I found texturing the Caiman to be a very good exercise because it checks all the boxes for an organic creature pipeline - complex hard surface elements, subsurface scattering in some regions and also transparent features.
Reference is King!*
Having references always at hand is the most vital thing when it comes to creating believable CGI. Without this connection to the real world, it's tough to finally come up with something which looks pleasing to the eye.
I usually do an extended web search and have a look in books and watch documentaries and movies. If there's time, I also like to speak to experts on the given topic. Even if they have nothing to do with CGI, I appreciate their knowledge as a great source of inspiration.
When it comes to collecting references, I use PureRef to gather and organize the material. It's a perfect piece of software that gives you an unlimited canvas on which you can organize, group, and label images.
*This is actually a Quote by Michael Wilde
Before starting with the texturing process, I like to do a detailed plan to break down all the tasks and try to foresee any upcoming issues.
Here I am analyzing the object's surface nature and trying to associate different texture maps to specific regions of the model. I like to start with the displacement maps because they will define the shape of the model. I find it very impressive how modeling and texturing are so close to each other -painting displacement maps are actually like sculpting the surface.
Displacement Painting & Detail Sculpting
The Displacement Map is usually the first map that I create, and it's also the most important because all the other maps depend on it, and it enables you to achieve a stunning amount of detail.
I paint the displacement maps in Mari utilizing a non destructive node-based workflow. This gives you so much flexibility and the possibility for quick look iterations.
The over sculpt is a process where the surface detail created via the displacement map gets even more complex by an additional layer of sculpting. This is achieved by applying the displacement map in Zbrush on a layer and making the details created by the map even more prominent. One could find over sculpting tedious, but it’s quite enjoyable for me when I see the surface come to life.
Then I export the resulting over sculpt displacement map and the standard Zbrush displacement and the one out of Mari and combine them in Maya. Here I then do a displacement Lookdevpass using a simple Clay render.

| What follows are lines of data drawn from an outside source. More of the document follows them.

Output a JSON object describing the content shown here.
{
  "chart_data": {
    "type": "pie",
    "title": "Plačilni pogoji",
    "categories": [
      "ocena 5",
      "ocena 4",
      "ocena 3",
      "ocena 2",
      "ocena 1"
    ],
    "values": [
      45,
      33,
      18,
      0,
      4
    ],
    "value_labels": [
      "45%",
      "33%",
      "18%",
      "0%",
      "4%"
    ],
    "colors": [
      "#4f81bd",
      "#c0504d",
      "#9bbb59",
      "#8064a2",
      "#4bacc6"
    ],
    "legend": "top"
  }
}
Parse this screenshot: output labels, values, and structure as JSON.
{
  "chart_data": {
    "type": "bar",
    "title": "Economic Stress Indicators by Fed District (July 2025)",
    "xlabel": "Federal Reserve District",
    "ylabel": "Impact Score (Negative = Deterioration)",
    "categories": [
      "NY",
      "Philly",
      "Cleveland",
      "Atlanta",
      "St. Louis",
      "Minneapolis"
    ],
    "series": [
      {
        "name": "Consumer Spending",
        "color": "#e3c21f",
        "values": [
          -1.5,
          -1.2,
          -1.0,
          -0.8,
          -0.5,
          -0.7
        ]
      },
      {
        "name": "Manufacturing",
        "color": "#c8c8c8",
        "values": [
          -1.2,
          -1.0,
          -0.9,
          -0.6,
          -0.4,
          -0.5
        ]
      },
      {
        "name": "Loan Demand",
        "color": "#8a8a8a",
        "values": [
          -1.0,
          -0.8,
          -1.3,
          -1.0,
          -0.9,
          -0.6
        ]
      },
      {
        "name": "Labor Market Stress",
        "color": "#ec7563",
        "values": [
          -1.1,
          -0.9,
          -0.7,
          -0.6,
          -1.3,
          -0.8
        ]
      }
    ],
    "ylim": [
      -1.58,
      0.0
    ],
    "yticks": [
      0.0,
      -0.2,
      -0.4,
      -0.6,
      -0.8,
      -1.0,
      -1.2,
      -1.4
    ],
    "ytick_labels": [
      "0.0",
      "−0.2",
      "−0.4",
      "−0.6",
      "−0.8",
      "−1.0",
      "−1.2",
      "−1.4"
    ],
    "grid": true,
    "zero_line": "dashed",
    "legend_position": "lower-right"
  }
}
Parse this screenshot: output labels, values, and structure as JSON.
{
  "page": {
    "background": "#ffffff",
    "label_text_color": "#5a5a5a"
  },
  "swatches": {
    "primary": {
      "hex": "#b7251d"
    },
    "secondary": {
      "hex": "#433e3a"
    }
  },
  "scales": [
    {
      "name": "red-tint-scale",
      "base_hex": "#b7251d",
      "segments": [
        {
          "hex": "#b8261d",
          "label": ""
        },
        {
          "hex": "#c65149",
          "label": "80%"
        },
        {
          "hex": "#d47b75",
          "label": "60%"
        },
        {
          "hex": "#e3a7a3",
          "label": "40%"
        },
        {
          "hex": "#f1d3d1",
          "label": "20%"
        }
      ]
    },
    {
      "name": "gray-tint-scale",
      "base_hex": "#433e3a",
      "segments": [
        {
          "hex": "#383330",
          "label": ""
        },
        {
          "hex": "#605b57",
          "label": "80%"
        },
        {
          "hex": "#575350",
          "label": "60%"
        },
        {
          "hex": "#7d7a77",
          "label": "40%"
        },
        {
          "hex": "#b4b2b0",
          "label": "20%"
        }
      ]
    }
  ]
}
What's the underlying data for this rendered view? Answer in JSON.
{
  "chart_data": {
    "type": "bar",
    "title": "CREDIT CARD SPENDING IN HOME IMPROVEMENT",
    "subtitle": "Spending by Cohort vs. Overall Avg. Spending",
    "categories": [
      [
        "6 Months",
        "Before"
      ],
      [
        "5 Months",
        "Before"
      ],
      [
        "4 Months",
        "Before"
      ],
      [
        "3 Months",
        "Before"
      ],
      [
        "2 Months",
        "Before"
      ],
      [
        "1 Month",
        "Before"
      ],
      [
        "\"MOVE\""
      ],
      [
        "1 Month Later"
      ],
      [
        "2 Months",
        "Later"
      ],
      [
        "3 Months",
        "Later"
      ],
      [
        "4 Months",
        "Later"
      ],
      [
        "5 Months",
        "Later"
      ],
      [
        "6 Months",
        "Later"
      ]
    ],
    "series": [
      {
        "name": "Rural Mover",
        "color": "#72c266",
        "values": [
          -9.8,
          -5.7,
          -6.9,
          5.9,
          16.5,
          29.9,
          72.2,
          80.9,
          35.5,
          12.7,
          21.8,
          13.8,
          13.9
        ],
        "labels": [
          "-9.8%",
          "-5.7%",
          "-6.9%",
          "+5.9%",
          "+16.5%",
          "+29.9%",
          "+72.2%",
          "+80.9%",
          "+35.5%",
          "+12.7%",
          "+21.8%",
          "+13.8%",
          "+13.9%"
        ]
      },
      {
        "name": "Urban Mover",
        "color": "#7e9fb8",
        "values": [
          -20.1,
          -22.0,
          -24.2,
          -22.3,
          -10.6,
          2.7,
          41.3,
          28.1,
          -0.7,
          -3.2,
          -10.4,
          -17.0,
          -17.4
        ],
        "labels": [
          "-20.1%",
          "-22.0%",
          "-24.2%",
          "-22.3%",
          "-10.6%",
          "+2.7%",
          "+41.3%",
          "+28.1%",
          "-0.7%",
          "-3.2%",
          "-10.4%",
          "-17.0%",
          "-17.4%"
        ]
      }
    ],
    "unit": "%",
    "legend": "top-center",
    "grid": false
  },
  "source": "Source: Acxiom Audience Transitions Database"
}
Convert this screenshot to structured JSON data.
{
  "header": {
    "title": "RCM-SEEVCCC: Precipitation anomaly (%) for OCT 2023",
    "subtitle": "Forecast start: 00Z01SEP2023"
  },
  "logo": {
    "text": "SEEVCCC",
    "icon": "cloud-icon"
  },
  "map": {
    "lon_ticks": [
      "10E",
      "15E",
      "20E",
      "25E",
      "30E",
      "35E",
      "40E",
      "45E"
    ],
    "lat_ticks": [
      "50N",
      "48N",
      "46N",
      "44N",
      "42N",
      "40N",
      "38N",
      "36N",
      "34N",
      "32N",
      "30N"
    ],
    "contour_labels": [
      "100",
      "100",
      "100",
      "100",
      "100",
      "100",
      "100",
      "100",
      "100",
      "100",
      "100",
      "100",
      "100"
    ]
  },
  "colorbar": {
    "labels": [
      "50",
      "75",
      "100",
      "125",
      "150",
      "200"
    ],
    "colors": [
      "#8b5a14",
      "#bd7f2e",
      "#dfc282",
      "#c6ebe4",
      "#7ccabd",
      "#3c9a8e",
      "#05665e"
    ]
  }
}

Once I'm happy with the look of the displacement, I start gathering as much information about the surface as possible in the form of Utility maps and finally bring them into Mari again.
You can use quite a few software packages to generate these Utility maps. I usually go with Zbrush, Arnold in Maya, Substance Designer, Mudbox, and Knald to create all kinds of Utility maps like Ambient Occlusion or Curvature. The more variety, the better because you will have even more information at hand for the upcoming texturing steps.
Base Color Creation
After all this groundwork, the coloring in Mari is a fairly straightforward and enjoyable process. Once again, I like to utilize a Node-based procedural workflow. Using the variety of Utility maps as masks for different base colors, you can achieve a unique coloring of the surface. On top of this, an additional pass of Hand Painting can be added to get even more breakup and detail.
Shading & Asset Turntable
After all the maps are exported out of Mari, it's time to bring everything into Maya and do the shading of the model. The final step for me as "the texturing department" is to do an Asset Turntable. This Turntable should be in a way that it's texturing features could easily be reviewed by others. Usually, I show the model in an indoor lighting situation as well as outdoors to see how the shading reacts to different lighting scenarios.
Now the Asset can be handed over to the Shot department.